Magician: The Astonishing Life and Work of Orson Welles is an illuminating, entertaining and ultimately moving new documentary by award-winning filmmaker Chuck Workman. It tells the fascinating story of Welles’ life and career through copious interviews with the great man himself over half a century; through clips from works both familiar and seldom seen; and through testimonies from filmmakers, critics, friends and family members including Martin Scorsese, Peter Bogdanovich, Jeanne Moreau, Charlton Heston, Simon Callow and Richard Linklater, and Welles’ collaborator and companion Oja Kodar.

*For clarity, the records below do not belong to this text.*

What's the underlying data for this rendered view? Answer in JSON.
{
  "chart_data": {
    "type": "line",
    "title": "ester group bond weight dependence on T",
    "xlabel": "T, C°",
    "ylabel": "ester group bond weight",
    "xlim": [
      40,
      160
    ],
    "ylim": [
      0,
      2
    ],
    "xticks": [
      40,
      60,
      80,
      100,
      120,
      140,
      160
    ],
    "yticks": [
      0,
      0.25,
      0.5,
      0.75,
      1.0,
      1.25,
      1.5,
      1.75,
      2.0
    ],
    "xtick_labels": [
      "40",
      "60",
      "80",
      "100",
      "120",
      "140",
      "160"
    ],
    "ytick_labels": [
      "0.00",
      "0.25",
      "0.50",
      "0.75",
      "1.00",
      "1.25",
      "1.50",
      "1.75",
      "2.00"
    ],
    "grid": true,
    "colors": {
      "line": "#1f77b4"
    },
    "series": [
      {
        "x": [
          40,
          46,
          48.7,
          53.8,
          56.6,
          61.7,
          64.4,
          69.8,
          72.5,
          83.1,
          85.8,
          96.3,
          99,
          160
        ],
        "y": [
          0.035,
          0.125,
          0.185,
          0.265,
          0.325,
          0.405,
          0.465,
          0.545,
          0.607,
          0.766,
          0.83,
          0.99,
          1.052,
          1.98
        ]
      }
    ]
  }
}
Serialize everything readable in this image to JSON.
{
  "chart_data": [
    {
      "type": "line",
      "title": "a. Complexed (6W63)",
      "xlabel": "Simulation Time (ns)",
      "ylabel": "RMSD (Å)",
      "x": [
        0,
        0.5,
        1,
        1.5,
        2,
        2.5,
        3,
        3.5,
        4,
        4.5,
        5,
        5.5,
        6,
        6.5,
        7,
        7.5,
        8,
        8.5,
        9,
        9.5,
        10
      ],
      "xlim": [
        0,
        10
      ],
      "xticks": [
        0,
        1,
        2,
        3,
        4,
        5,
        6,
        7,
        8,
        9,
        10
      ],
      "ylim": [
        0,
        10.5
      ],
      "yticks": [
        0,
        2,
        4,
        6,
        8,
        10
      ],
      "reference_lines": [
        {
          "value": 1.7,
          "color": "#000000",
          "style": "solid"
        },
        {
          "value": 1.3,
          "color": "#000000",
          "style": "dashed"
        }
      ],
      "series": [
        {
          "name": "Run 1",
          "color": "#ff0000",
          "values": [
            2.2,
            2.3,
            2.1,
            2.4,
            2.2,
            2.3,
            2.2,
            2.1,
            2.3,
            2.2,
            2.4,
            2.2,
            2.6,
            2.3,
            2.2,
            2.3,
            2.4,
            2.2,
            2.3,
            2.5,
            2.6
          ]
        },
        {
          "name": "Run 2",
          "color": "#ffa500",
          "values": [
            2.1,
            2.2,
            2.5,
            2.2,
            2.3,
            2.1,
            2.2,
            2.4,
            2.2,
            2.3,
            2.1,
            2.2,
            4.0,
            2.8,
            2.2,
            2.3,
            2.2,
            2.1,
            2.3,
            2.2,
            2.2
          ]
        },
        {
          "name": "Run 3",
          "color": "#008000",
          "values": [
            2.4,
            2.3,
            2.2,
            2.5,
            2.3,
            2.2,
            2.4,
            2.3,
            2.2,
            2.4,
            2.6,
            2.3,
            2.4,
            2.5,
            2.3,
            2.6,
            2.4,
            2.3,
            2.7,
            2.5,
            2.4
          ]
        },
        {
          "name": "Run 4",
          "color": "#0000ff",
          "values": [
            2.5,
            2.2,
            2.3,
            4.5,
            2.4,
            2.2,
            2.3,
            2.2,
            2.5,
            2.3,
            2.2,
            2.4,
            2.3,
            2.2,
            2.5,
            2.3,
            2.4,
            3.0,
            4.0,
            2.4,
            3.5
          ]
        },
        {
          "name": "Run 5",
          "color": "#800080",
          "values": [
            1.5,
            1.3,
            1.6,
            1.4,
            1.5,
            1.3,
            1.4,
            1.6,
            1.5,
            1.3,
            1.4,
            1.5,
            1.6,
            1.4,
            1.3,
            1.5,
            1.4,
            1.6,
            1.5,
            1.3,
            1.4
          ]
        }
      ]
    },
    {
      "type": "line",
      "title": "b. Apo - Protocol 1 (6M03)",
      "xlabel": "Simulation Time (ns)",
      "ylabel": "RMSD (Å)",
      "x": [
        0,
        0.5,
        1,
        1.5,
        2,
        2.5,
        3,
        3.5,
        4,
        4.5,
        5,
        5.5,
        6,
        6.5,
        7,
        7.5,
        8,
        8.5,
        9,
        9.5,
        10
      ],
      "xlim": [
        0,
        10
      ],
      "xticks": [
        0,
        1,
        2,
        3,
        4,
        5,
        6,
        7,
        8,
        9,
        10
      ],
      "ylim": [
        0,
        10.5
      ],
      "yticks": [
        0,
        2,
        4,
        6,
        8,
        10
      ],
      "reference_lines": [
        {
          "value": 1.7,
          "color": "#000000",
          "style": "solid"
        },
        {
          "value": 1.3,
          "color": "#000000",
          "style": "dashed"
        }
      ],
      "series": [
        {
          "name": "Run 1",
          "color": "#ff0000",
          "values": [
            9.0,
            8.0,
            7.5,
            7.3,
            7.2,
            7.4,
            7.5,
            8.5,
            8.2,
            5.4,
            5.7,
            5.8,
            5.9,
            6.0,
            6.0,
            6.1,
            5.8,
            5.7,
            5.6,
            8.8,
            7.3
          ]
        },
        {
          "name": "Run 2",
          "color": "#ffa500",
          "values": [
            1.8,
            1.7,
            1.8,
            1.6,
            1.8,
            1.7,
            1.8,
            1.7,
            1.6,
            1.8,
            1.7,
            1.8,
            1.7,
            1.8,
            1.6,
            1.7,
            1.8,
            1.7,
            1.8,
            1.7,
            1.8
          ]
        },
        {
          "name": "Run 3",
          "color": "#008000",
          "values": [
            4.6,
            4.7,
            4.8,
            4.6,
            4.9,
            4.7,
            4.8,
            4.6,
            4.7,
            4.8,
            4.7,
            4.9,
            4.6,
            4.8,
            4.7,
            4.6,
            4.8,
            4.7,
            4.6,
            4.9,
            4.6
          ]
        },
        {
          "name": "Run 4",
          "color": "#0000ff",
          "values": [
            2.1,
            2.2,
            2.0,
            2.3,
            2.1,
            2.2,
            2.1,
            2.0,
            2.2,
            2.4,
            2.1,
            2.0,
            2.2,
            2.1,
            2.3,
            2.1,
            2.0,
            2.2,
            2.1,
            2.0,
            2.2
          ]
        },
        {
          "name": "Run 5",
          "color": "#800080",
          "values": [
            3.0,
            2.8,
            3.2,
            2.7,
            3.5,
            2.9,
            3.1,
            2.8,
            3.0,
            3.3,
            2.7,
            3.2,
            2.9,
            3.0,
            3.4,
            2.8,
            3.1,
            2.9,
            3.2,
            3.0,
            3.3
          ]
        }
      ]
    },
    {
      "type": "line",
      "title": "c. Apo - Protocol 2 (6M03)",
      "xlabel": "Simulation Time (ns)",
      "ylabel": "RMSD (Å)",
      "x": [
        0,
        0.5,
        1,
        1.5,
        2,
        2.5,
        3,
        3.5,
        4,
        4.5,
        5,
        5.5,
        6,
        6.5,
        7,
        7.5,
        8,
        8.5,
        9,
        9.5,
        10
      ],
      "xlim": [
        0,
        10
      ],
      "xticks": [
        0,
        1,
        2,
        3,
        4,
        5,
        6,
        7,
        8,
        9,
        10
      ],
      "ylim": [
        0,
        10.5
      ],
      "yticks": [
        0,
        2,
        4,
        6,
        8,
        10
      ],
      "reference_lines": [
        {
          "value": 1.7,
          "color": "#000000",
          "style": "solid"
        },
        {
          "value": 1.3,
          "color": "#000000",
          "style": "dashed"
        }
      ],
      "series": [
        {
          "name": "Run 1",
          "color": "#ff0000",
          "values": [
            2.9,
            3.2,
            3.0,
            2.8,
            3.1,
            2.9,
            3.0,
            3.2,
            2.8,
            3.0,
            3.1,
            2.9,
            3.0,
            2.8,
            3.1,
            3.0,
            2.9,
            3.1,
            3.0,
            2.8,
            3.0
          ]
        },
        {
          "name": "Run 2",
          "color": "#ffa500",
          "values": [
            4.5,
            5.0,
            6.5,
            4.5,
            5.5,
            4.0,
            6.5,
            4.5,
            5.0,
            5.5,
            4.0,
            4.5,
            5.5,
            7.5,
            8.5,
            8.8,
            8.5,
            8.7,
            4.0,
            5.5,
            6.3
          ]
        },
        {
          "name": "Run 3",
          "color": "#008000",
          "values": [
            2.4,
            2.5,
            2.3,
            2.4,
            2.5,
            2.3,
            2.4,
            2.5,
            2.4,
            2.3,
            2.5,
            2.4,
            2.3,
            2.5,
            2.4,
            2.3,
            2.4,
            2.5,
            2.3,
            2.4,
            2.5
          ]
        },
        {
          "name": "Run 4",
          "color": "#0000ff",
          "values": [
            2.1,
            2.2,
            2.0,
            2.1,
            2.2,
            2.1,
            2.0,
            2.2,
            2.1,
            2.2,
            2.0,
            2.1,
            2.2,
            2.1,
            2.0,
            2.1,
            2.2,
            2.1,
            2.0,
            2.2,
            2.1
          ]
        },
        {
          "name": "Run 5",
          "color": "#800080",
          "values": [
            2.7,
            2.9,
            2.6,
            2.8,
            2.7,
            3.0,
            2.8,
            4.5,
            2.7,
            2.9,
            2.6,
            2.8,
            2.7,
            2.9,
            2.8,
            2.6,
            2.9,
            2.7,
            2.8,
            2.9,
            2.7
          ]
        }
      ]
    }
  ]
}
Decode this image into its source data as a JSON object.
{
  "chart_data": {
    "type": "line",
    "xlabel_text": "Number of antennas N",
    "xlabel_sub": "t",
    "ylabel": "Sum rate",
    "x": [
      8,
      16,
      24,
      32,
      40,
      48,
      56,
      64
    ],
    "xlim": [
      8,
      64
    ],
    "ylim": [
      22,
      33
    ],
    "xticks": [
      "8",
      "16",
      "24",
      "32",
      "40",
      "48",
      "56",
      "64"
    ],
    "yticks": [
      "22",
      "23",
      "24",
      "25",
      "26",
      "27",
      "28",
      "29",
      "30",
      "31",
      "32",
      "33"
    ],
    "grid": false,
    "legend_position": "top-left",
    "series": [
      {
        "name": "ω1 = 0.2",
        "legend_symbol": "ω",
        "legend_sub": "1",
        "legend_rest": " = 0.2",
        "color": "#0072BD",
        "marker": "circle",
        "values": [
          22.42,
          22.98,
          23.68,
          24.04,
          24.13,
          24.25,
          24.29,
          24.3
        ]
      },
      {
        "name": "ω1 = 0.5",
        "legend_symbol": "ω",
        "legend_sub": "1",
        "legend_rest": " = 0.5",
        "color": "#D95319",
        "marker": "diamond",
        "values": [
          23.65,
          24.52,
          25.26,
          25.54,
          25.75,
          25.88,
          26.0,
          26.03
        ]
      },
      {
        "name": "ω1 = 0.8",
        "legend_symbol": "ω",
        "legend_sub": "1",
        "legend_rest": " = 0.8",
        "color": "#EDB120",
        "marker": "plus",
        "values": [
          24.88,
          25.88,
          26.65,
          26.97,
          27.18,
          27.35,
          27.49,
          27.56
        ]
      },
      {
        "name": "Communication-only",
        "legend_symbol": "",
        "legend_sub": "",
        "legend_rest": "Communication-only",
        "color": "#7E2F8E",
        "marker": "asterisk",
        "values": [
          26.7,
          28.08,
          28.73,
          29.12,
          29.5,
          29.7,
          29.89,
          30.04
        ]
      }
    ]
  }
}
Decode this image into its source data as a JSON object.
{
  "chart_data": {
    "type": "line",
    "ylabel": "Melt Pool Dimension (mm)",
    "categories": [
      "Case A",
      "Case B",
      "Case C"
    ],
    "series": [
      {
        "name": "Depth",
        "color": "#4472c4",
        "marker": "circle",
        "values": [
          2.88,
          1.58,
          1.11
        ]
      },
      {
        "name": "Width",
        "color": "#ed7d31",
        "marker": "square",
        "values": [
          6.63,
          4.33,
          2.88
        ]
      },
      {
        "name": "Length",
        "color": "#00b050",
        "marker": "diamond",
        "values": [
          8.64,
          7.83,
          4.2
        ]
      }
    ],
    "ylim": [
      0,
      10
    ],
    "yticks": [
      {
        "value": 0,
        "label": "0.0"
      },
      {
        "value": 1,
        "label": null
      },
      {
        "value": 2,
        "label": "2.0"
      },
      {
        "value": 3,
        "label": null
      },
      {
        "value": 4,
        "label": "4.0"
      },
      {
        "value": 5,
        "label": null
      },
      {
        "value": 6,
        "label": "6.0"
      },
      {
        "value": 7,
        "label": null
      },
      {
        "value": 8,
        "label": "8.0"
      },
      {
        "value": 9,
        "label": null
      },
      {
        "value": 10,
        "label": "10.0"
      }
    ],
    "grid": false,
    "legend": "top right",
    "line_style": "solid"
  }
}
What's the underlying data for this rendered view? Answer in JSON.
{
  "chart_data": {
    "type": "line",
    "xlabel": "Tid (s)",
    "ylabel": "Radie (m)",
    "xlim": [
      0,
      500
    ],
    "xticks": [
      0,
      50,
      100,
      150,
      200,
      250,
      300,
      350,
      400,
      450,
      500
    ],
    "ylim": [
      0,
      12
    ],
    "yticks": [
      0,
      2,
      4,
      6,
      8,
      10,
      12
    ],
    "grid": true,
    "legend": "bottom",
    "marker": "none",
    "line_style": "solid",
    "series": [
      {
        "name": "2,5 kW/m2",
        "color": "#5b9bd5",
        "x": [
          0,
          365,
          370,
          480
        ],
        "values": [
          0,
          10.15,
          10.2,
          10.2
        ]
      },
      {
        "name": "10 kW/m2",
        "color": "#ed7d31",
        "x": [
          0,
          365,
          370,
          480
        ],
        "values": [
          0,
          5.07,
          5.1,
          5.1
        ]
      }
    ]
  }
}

Around the World with Orson Wellesreleased on BFI DVD and limited edition Blu-ray on 24 August

Though better known for innovative contributions to radio, film and theatre, Orson Welles also worked in television, often to ground-breaking effect. In 1955, Associated-Rediffusion commissioned Welles to write, direct and host a mini-series. Despite its grand title, the series was filmed entirely in Europe. Part home-movie, part cinematic essay, each episode takes the viewer on a fascinating journey across the continent. In Paris, we are introduced to famous artists such as Jean Cocteau; in Madrid, we attend a bullfight; and in Vienna, in an episode which was long believed lost, we are taken to the locations of The Third Man.

The six episodes that were broadcast on Britain’s then-new ITV channel are: Pays Basque I; Pays Basque II; The Third Man Returns to Vienna; St.-Germain-des-Prés; Chelsea Pensioners and Madrid Bullfight.